What you include in your funeral plan is entirely up to you. Some people will include every detail. Some, who put together a plan at their local funeral home, have not yet decided if they wish to be buried or cremated - much less know what songs they would like to have performed at their service. As one considers planning, it is good to know that you don’t have to have everything decided. If you are not yet sure about some of the choices or you change your mind down the road, you can always adjust your plan.
A good place to begin is to think about those closest to you. What do you want for them? What will bring them comfort? What memories will warm their heart? Are there religious or spiritual rituals that will console them? When you imagine your family without you, what guidance will they need? How can you help them? This is really why we plan a funeral in advance. You may include in your advance funeral plan as much or as little detail as you wish. For most people, an advance funeral plan will include choice of final disposition, plans for the service, selection of the funeral products that will support disposition and service, and funding of the plan.
The first question that usually comes to mind when we learn that someone has died is did the deceased want to be buried or cremated? Final disposition of the body, the actual end of it all, is usually top of mind. So, if you know what you want, the first phase of your funeral plan simply states if you wish to be buried and, if so, where. Or, alternatively, if you wish to be cremated and if you wish your cremated remains or ashes to be buried, retained, or scattered. If you have ever been the one making arrangements when there is no plan in place, you know what a gift for your family this clear instruction will be.

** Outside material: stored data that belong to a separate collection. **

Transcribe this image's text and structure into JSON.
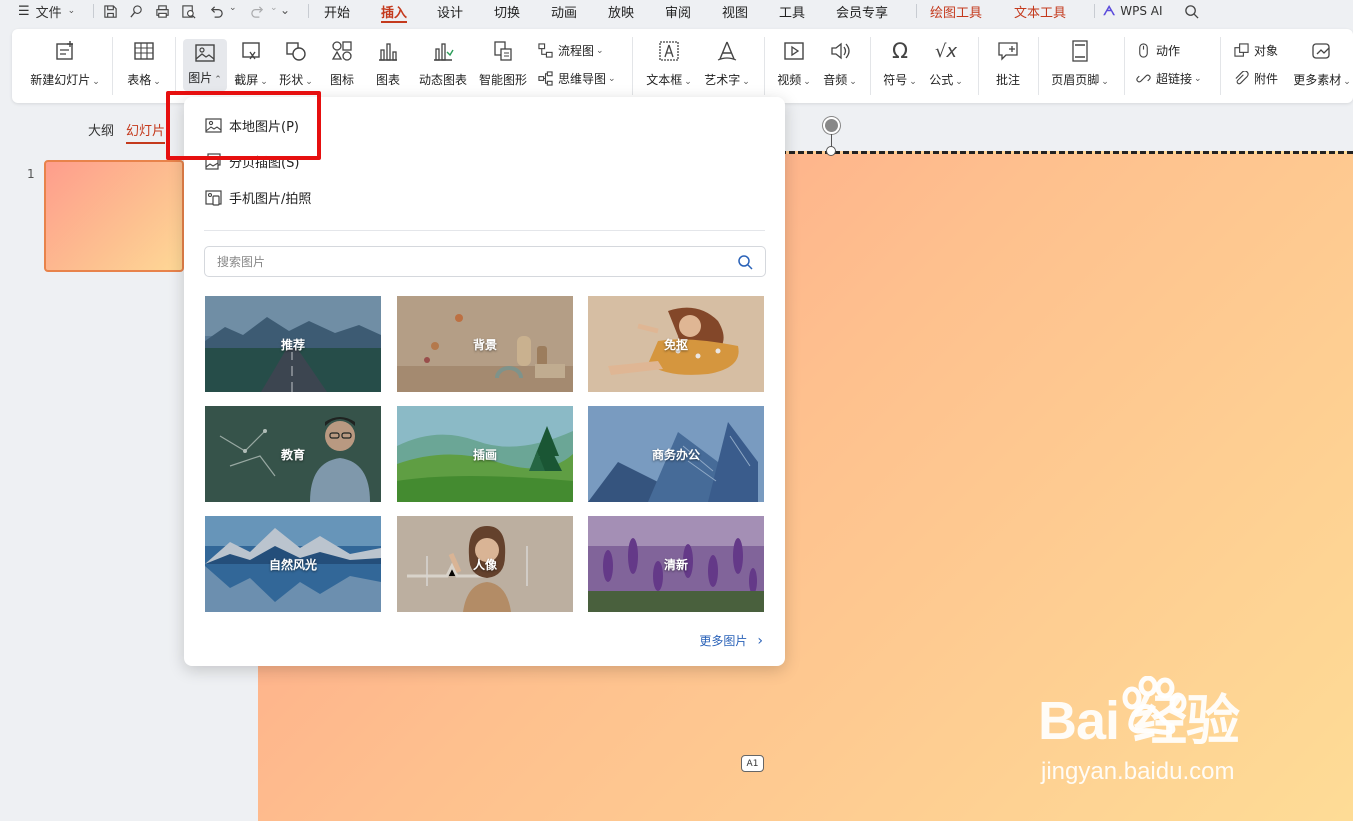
{
  "menubar": {
    "file_label": "文件",
    "tabs": [
      "开始",
      "插入",
      "设计",
      "切换",
      "动画",
      "放映",
      "审阅",
      "视图",
      "工具",
      "会员专享"
    ],
    "context_tabs": [
      "绘图工具",
      "文本工具"
    ],
    "wps_ai": "WPS AI",
    "active_tab": "插入"
  },
  "ribbon": {
    "new_slide": "新建幻灯片",
    "table": "表格",
    "picture": "图片",
    "screenshot": "截屏",
    "shape": "形状",
    "icon": "图标",
    "chart": "图表",
    "dynamic_chart": "动态图表",
    "smart_graphic": "智能图形",
    "flowchart": "流程图",
    "mindmap": "思维导图",
    "textbox": "文本框",
    "wordart": "艺术字",
    "video": "视频",
    "audio": "音频",
    "symbol": "符号",
    "formula": "公式",
    "comment": "批注",
    "header_footer": "页眉页脚",
    "action": "动作",
    "hyperlink": "超链接",
    "object": "对象",
    "attachment": "附件",
    "more_materials": "更多素材"
  },
  "sidebar": {
    "tabs": [
      "大纲",
      "幻灯片"
    ],
    "active_tab": "幻灯片",
    "slide_number": "1"
  },
  "dropdown": {
    "items": [
      "本地图片(P)",
      "分页插图(S)",
      "手机图片/拍照"
    ],
    "search_placeholder": "搜索图片",
    "tiles": [
      "推荐",
      "背景",
      "免抠",
      "教育",
      "插画",
      "商务办公",
      "自然风光",
      "人像",
      "清新"
    ],
    "more_label": "更多图片"
  },
  "canvas": {
    "ai_badge": "A1"
  },
  "watermark": {
    "main": "Bai  经验",
    "url": "jingyan.baidu.com"
  },
  "colors": {
    "accent": "#c43a1d",
    "highlight_box": "#e60f0f",
    "link": "#2a62b8"
  }
}
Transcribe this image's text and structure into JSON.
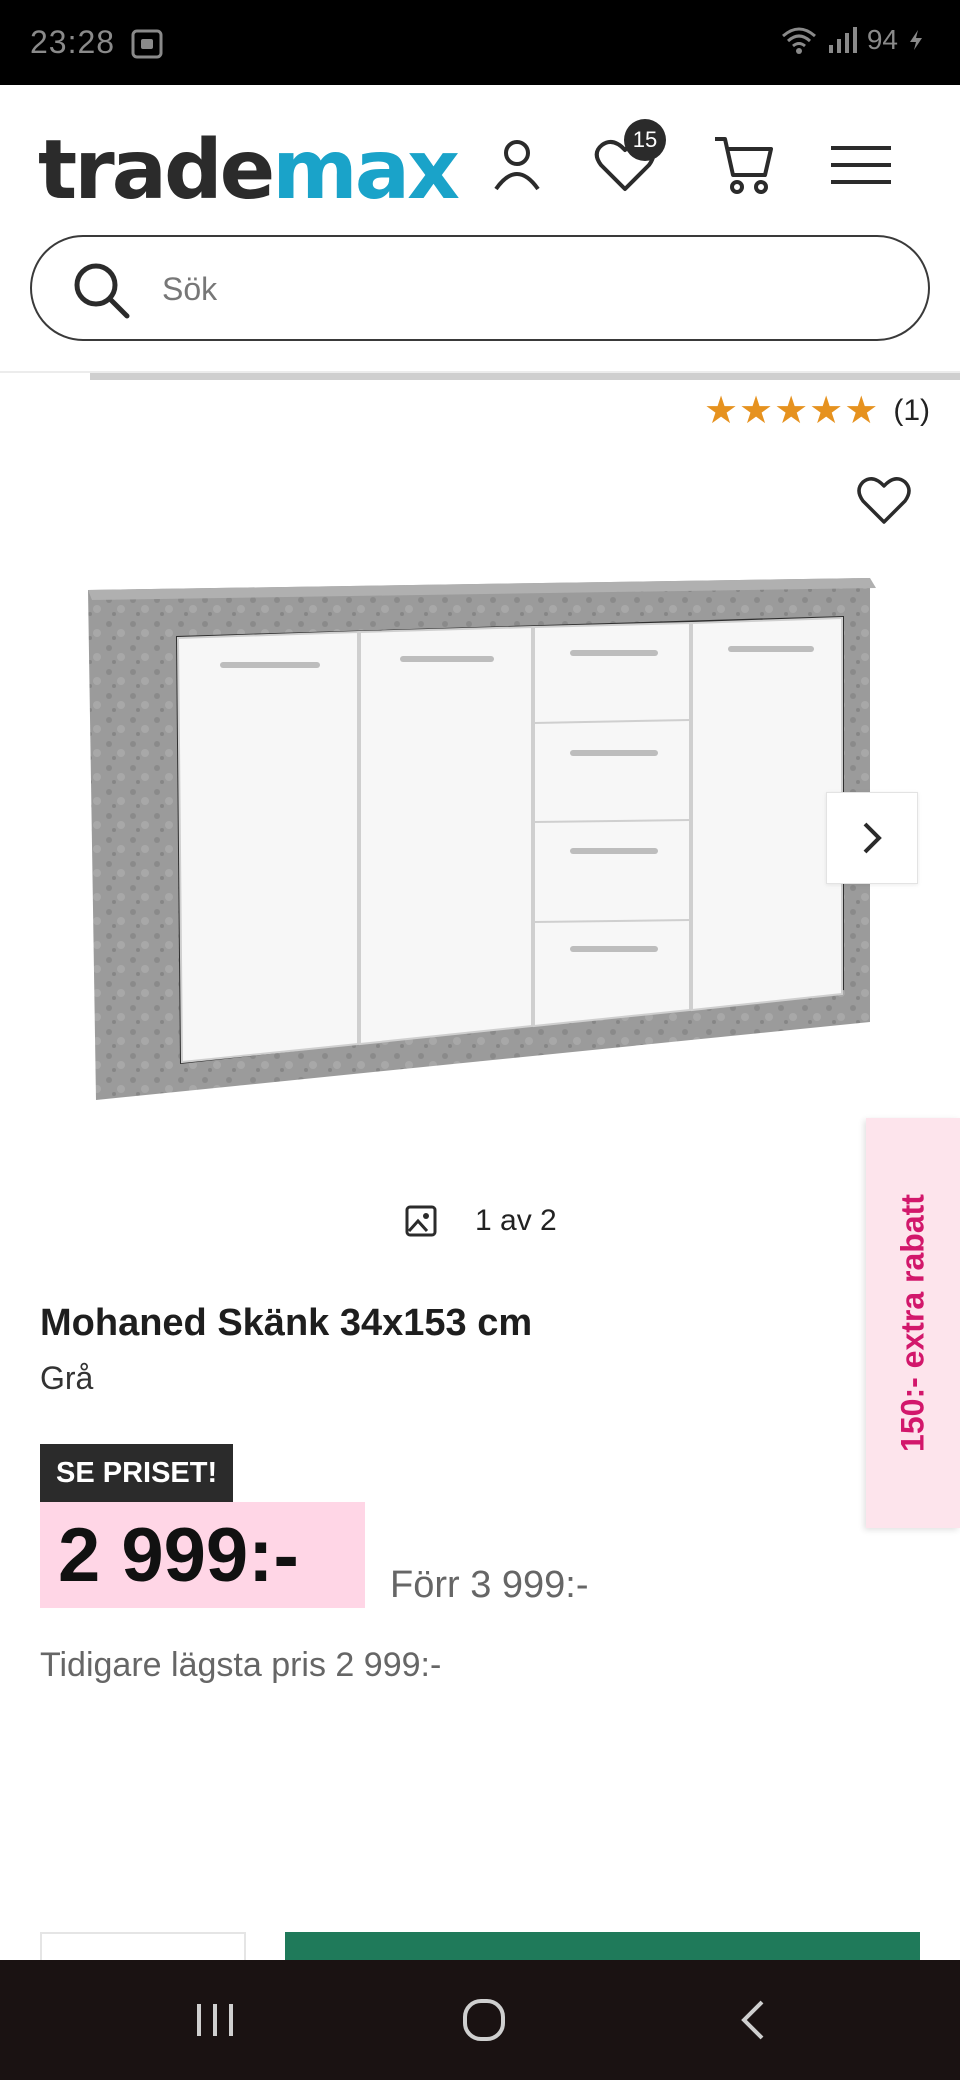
{
  "status": {
    "time": "23:28",
    "battery": "94"
  },
  "header": {
    "logo_part1": "trade",
    "logo_part2": "max",
    "wishlist_count": "15",
    "search_placeholder": "Sök"
  },
  "product": {
    "rating_stars": "★★★★★",
    "rating_count": "(1)",
    "image_counter": "1 av 2",
    "title": "Mohaned Skänk 34x153 cm",
    "variant": "Grå",
    "deal_label": "SE PRISET!",
    "price": "2 999:-",
    "old_price": "Förr 3 999:-",
    "lowest_price": "Tidigare lägsta pris 2 999:-"
  },
  "side_promo": "150:- extra rabatt",
  "colors": {
    "accent": "#1aa3c9",
    "promo_pink": "#d2176b",
    "price_bg": "#ffd6e6",
    "star": "#e6921f",
    "buy_green": "#1f7a5a"
  },
  "icons": [
    "screenshot-icon",
    "wifi-icon",
    "signal-icon",
    "battery-icon",
    "user-icon",
    "heart-icon",
    "cart-icon",
    "menu-icon",
    "search-icon",
    "chevron-right-icon",
    "image-icon",
    "recents-icon",
    "home-icon",
    "back-icon"
  ]
}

Service: Religious, Spiritual, Life Celebration
Next you will work with your advance planning professional to define the tone and direction of your funeral service. For those with a strong faith base, leaving instruction to contact your church may be all that is needed. Depending on how your church addresses reflections on the individual’s life, some may want to arrange for activities that will center around your life, your family, your work, your interests, and your talents - all that made you, you. The focus of your funeral service can be balanced equally between the religious/spiritual and life celebration, or it can be all of one and none of the other or anything in between. It’s about you, and for your family. Your funeral planning professional will help you make choices or help you leave direction for your family to make the choices. Some people go into great detail. Others prefer to leave general directions and have their family complete the details. There is no right or wrong. Planning ahead lets you decide what will be best for your family.
Choosing Funeral Products
Based on the disposition you choose, there will be certain products that will be needed to support your choice. Cemeteries usually require that bodies be casketed and enclosed in a vault or outer burial container for burial. Those who wish to retain cremated remains may want containers, jewelry, or other keepsake items to hold the cremated remains. Scattering can be facilitated with specially designed urns for the purpose. These items can all be included in your funeral plan.
Funeral plans can be pre-funded or retained as “wishes on file.” Most people opt to fund their plan. There are many sound financial reasons for choosing this option. The funeral professional you work with at your funeral home will be able to answer your questions about funding and explain how the different options work. In most cases, you will be able to choose between paying in one single payment or in more affordable increments over time. For those who are not able to, or who choose not to fund their plan, the funeral home will keep your expressed wishes on file.
A completed funeral plan is a thoughtful gift for those you leave behind. It leaves no doubt for mourners concerning what to do. There is no need to build consensus among family members about what should be done because instructions have been provided. A funded funeral plan relieves the financial responsibility for family members. There is no need to cover cost while the estate is settled. Their big question, what would you want them to do, has been answered.